Metal–organic
frameworks (MOFs) are a class of crystalline
materials composed of metal nodes or clusters connected via semi-rigid
organic linkers. Owing to their high-surface area, porosity, and tunability,
MOFs have received significant attention for numerous applications
such as gas separation and storage. Atomistic simulations and data-driven
methods [e.g., machine learning (ML)] have been successfully employed
to screen large databases and successfully develop new experimentally
synthesized and validated MOFs for CO2 capture. To enable
data-driven materials discovery for any application, the first (and
arguably most crucial) step is database curation. This work introduces
the ab initio REPEAT charge MOF (ARC–MOF) database. This is
a database of ∼280,000 MOFs which have been either experimentally
characterized or computationally generated, spanning all publicly
available MOF databases. A key feature of ARC–MOF is that it
contains density functional theory-derived electrostatic potential
fitted partial atomic charges for each MOF. Additionally, ARC–MOF
contains pre-computed descriptors for out-of-the-box ML applications.

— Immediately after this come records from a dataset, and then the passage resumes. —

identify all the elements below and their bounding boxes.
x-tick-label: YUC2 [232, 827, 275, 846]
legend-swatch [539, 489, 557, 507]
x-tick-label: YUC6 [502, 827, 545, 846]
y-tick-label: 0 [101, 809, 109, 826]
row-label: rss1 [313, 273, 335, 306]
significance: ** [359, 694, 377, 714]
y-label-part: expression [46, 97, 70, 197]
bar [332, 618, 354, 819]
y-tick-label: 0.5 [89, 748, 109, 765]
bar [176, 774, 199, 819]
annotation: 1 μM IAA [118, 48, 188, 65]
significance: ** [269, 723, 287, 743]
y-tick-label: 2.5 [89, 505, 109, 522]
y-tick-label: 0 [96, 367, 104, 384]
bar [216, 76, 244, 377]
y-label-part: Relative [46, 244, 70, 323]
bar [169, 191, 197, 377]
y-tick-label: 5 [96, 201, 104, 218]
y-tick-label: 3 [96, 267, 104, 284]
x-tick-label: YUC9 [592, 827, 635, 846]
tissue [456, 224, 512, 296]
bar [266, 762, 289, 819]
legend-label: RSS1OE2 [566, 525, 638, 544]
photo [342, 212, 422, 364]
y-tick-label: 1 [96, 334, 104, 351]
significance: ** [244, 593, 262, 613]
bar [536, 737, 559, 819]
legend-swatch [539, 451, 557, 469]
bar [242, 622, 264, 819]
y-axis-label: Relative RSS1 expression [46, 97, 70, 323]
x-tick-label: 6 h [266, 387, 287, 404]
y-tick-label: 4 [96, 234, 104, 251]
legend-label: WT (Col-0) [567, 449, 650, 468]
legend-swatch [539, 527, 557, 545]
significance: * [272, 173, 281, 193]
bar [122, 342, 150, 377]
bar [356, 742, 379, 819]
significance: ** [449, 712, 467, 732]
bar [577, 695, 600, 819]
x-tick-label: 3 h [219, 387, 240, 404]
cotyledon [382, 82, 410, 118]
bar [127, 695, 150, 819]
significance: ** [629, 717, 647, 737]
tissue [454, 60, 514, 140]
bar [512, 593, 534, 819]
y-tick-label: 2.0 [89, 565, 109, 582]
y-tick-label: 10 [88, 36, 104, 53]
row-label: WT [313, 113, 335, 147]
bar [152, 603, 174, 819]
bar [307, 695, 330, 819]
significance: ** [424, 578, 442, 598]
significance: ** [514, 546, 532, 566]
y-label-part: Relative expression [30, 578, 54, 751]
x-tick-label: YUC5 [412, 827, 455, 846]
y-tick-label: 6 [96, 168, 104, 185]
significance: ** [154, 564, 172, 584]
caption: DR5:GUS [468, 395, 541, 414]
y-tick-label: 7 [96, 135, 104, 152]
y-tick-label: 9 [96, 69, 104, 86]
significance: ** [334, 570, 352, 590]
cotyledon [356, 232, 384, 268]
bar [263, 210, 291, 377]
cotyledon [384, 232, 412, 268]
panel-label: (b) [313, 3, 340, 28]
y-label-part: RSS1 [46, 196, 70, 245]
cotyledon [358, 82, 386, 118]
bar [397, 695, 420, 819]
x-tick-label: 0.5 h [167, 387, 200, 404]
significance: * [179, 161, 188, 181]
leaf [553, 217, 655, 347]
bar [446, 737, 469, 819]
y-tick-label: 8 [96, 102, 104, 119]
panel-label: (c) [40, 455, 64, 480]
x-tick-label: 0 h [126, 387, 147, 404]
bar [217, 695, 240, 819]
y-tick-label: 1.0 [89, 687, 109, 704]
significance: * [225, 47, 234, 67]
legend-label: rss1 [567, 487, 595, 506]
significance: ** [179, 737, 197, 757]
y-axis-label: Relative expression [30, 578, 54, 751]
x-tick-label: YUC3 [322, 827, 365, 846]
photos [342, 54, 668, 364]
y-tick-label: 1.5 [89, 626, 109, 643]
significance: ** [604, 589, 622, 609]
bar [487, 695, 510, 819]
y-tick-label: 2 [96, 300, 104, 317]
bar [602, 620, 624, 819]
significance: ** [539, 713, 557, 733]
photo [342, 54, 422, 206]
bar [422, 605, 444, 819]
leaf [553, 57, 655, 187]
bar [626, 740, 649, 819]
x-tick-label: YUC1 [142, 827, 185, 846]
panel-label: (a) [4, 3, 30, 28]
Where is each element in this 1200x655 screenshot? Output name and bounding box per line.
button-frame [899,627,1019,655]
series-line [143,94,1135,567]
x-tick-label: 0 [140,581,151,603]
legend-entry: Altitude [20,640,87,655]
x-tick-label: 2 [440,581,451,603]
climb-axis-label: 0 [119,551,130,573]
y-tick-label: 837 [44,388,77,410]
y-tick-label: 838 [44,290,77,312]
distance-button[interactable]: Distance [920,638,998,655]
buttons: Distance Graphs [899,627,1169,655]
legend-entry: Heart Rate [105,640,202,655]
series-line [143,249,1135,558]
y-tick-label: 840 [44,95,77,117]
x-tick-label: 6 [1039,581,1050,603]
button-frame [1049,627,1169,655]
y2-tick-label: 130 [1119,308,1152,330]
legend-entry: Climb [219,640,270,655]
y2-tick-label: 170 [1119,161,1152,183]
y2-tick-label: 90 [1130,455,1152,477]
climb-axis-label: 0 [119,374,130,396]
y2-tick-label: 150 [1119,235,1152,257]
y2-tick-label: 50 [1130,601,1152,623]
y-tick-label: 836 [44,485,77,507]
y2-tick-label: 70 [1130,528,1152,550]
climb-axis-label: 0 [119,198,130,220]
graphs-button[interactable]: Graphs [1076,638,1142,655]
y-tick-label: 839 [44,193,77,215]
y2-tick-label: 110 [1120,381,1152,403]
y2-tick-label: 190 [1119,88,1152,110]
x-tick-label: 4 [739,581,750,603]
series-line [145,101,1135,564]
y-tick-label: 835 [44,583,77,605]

An in-depth analysis of the diversity of ARC–MOF with respect
to the currently mapped design space of MOFs was performeda
critical, yet commonly overlooked aspect of previously reported MOF
databases. Using this analysis, balanced subsets from ARC–MOF
for various ML purposes have been identified, with a case study of
the effect of training set on the ML performance. Other chemical and
geometric diversity analyses are presented, with an analysis on the
effect of the charge-assignment method on atomistic simulation of
the gas uptake in MOFs.